Sebagaimana ungkapan yang pernah dilontarkan oleh Dokter ahli bedah dan psikiater Amerika Alexis Carrel (1873-1944) peraih hadiah Nobel dua kali bahwa; Apabila pengabdian, shalat, puasa, dan do’a yang tulus kepada Sang Maha Pencipta disingkirkan dari tengah kehidupan masyarakat, berarti kita telah menandatangani kontrak bagi kehancuran masyarakat tersebut. 

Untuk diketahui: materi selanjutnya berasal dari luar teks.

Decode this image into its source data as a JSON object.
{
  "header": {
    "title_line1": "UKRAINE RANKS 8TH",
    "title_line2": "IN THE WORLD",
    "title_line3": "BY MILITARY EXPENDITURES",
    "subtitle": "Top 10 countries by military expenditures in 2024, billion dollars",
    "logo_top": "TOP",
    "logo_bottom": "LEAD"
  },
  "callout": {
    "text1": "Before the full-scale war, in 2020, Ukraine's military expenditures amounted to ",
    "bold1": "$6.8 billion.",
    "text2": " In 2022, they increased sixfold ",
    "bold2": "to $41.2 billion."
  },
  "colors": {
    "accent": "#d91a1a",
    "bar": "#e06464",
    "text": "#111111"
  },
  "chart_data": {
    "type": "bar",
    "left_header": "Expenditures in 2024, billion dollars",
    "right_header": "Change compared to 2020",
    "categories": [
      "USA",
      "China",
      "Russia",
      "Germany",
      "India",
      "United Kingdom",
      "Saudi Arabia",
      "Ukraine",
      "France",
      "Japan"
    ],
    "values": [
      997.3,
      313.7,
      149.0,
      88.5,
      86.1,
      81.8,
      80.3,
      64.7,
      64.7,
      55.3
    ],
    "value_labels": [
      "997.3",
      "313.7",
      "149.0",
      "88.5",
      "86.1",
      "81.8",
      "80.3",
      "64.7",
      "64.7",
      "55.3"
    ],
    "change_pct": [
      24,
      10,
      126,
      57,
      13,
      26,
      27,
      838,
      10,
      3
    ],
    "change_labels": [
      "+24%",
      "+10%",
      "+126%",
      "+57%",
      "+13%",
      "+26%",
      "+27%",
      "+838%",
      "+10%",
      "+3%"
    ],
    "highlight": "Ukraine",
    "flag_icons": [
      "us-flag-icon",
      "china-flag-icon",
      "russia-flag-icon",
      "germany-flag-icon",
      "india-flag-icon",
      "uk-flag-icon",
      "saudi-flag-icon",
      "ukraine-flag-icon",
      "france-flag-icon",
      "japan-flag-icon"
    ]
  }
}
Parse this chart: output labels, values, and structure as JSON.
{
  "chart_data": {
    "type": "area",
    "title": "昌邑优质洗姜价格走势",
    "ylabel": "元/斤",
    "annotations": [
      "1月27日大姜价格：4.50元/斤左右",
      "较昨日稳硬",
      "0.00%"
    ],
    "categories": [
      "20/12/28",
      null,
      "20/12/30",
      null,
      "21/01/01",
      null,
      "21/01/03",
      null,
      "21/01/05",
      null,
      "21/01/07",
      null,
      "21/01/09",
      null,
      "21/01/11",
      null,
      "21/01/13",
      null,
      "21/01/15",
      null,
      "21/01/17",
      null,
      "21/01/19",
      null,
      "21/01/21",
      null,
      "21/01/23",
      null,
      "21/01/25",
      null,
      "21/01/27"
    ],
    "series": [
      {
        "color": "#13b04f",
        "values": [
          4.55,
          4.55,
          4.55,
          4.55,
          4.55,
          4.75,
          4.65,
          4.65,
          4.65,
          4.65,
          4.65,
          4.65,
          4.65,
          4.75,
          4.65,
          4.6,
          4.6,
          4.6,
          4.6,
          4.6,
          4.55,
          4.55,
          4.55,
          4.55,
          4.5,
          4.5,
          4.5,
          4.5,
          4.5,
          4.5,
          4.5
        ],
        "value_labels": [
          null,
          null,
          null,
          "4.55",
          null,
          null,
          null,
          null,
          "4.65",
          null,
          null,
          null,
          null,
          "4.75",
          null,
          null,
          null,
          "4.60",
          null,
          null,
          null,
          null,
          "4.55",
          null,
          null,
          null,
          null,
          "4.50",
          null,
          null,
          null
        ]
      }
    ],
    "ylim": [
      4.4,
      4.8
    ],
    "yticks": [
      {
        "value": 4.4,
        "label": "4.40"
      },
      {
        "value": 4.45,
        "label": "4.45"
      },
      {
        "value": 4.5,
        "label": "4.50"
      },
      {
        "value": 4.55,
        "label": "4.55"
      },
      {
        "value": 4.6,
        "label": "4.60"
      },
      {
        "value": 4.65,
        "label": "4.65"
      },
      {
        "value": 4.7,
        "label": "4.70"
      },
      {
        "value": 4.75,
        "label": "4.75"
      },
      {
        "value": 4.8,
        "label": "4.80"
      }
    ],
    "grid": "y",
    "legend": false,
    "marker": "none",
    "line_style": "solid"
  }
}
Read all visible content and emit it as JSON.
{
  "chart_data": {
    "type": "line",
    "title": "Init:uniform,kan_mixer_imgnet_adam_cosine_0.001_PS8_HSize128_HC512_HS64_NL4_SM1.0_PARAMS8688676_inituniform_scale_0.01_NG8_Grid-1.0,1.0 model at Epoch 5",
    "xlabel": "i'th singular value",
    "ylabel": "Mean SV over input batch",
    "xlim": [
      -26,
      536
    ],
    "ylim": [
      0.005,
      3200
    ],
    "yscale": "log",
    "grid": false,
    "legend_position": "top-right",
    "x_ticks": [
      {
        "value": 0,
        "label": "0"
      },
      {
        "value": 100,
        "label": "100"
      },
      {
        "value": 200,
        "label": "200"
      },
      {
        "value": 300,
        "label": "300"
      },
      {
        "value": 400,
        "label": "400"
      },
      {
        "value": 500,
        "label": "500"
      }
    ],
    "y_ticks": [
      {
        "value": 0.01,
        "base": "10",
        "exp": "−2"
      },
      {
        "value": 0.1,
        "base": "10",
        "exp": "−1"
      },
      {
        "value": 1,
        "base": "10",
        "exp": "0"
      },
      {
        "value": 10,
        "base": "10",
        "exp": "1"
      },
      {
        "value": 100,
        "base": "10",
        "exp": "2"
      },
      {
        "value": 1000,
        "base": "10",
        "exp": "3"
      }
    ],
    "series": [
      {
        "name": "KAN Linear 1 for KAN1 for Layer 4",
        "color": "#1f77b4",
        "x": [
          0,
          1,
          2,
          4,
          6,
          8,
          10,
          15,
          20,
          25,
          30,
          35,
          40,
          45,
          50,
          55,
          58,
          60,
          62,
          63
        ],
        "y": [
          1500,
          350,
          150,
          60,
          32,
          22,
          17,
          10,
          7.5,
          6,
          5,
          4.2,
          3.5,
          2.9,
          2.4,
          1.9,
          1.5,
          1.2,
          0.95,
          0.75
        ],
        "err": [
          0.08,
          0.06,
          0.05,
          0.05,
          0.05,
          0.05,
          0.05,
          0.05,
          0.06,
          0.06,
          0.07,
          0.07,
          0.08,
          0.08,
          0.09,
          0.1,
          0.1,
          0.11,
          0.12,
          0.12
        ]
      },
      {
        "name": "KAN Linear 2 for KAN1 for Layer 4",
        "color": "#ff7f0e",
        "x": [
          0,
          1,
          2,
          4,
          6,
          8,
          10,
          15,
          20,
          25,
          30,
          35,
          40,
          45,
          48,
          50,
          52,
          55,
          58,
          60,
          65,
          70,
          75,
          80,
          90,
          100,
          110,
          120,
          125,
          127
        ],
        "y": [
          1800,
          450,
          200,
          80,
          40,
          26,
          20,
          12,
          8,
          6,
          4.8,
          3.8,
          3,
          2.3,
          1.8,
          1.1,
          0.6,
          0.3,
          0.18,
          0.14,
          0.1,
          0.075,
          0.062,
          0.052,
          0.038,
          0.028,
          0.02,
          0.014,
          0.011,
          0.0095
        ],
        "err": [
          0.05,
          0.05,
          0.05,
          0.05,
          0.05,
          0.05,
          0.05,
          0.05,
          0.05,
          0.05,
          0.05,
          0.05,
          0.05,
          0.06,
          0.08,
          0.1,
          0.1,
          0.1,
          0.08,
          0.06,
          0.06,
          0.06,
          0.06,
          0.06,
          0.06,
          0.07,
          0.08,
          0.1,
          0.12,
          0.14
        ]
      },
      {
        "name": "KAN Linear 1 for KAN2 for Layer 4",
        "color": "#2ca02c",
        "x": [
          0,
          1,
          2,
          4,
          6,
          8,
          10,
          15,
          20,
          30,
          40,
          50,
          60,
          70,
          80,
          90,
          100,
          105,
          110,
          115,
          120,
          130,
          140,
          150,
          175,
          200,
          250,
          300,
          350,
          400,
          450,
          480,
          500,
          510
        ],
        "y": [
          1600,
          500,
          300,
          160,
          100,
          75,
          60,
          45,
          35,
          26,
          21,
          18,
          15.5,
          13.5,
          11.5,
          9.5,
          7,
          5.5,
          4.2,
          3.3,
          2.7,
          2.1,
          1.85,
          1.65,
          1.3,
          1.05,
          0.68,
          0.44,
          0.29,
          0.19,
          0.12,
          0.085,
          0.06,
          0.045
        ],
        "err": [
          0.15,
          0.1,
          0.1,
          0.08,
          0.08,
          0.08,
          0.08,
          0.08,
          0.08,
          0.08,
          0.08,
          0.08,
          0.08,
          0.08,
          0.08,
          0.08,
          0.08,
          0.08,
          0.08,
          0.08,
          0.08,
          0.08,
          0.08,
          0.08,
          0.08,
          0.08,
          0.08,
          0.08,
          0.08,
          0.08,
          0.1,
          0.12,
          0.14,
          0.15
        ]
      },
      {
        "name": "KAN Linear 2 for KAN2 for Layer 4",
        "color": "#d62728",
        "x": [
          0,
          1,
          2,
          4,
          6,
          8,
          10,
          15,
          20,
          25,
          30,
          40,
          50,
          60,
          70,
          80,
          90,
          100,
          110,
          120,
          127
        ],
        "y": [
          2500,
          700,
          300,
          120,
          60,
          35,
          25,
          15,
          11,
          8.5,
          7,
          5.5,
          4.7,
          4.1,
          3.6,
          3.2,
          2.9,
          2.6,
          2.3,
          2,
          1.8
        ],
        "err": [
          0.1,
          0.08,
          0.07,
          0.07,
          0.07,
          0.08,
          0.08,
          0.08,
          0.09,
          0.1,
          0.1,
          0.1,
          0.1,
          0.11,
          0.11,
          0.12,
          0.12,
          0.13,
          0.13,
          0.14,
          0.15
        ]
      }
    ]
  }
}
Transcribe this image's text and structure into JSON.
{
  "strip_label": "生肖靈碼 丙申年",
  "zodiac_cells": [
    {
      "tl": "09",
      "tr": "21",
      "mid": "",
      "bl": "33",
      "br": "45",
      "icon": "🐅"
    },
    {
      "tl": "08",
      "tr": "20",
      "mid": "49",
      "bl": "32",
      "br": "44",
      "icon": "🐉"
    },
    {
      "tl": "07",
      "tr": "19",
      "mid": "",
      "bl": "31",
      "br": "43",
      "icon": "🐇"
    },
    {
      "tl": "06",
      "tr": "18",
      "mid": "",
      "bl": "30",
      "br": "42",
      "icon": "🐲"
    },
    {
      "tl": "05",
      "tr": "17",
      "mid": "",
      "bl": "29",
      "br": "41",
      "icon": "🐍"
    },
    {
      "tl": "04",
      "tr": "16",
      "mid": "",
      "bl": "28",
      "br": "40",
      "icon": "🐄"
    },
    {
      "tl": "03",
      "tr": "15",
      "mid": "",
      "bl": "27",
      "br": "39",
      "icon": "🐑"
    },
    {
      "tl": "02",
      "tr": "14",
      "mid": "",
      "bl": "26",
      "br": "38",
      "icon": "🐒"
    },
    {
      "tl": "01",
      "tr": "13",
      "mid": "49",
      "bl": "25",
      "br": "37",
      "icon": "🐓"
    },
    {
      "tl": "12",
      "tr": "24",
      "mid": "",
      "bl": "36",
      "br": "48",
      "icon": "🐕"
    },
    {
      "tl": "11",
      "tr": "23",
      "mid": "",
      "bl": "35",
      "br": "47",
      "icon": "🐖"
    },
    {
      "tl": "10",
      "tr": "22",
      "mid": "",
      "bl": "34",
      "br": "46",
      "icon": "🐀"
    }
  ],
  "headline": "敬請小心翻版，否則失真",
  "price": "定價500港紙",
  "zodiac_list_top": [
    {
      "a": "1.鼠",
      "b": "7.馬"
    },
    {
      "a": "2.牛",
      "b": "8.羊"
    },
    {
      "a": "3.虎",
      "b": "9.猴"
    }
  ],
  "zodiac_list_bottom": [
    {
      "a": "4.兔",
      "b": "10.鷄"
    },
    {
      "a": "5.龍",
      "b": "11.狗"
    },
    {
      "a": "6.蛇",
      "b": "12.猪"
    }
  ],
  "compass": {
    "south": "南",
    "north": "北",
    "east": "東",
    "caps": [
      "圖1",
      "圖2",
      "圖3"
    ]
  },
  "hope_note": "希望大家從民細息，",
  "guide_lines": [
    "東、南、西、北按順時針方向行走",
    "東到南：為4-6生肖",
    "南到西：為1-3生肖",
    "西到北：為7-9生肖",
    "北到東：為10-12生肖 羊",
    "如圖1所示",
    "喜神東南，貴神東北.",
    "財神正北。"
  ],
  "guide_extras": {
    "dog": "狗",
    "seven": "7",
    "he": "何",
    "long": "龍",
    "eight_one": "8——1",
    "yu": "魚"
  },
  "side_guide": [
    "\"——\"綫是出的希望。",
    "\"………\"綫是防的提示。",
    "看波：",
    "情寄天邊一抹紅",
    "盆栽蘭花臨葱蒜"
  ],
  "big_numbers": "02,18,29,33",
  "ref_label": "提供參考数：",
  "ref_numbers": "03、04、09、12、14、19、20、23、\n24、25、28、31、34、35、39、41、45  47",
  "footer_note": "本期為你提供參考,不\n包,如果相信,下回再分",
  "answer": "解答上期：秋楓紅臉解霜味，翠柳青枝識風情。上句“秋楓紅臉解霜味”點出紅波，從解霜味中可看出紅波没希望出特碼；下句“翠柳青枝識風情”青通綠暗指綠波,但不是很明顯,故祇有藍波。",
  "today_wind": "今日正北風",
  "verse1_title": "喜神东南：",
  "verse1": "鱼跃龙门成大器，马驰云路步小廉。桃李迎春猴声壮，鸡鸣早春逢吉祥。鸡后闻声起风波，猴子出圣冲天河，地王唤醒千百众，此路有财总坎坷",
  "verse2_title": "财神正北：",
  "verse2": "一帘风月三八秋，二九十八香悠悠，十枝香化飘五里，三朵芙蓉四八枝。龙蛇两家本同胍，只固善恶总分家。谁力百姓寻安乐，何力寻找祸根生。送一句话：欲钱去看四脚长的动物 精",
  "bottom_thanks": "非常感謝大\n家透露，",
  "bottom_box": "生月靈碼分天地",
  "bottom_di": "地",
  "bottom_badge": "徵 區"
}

Karena itu, marilah kita manfaatkan momentum Ramadhan tahun ini sebaik-baiknya dalam rangka meningkatkan kualitas iman dan takwa kita kepada ALLAH SWT., jangan pernah berpikir bahwa kita masih memiliki jatah hidup untuk merasakan Ramadhan lagi di tahun mendatang. Tidak ada jaiminan ! Mungkin saja Ramadhan tahun ini merupakan Ramadhan terakhir bagi kita sekalian. Amiin. YRA. Marhaban Yaa Ramadhan 1438 Hijriah

Oleh: Dr. Jalaluddin Rum

Penulis adalah Dosen STIE 66 Kendari Sulawesi Tenggara.